After the extreme speed, power and auditory intensity, not to mention the famous "blast beat," unleashed on the world by Napalm Death back in the late 1980s, drummer Mick Harris decided to make an abrupt change in direction by 1991. He was invited to join John Zorn and Bill Laswell with their PainKiller project, which has been covered in a couple of previous posts here, and this experience, along with his long-standing interest in electronic, dub and other music forms, led Harris and former ND band member, bassist/vocalist Nicholas Bullen, to form Scorn.
It is understandable that the pair thought to gradually shift and evolve their sound through the first two Earache Records albums, 1992's Vae Solis and the following year's Colossus, where, on the first recording especially, thanks to the guitar work of Justin Broadrick, traces of the grindcore sound where very much present.

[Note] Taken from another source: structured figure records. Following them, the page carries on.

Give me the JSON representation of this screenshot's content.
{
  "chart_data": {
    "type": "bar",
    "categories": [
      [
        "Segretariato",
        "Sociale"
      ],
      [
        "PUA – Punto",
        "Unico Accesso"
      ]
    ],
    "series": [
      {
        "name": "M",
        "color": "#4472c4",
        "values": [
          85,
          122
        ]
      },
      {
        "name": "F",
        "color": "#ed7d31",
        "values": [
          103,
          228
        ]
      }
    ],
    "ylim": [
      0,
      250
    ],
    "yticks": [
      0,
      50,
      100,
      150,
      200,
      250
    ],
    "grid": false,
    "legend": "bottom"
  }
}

The second disc, though, pushed more into a dark, electronic sound world and the transition continued into 1994 and the third album.
Evanescence was perhaps the pinnacle of what Bullen thought could be done with the project, though there were apparently personal reasons for his exiting Scorn not long afterward. Whatever transpired, he and Harris left a remarkable recording, with the 63-minute album a unified work with all of its pieces well-sequenced and consistent from start to finish. A lot of labels get applied to this music—illbient, electronic, trip hop, dub, isolationist—but Scorn was in its own world at the time.
Bullen's bass playing harmonizes very well with the sampling and electronics, minimal guitar and Harris' drum programming, which is also extremely well done. The detached, monotone vocals may do more to engender the feeling of "isolationism," but, while many might view the record as dark (and there's plenty of reason to feel that way given Scorn's extensive catalog over the decades, especially when Harris took it solo with the next album, 1995's Gyral), it doesn't have that feel to this listener.
The success of Evanescence invited a remix album, Ellipsis, with contributions by such luminaries as Laswell, Meat Beat Manifesto, Robin Rimbaud/Scanner, and Autechre, and it is intriguing to hear the recordings back-to-back—to some, Ellipsis is better, though this blogger prefers to think of them as complementary and the latter as revealing different audio impressions of the original material. Scorn's sound necessarily changed when Harris continued with the project, with percussion taking center stage and, therefore, becoming much more minimalist and, yes, darker.
Fortunately, though he has put the brakes on a couple of times, Scorn is still with us, including albums in 2019 and 2021, while he has also, fortunately, also revived his amazing Lull project, as well. It's been a remarkable career and good to see that, despite many trials and tribulations in a tough profession, Mick Harris continues to put his indelible and individualistic stamp on some amazing electronic music.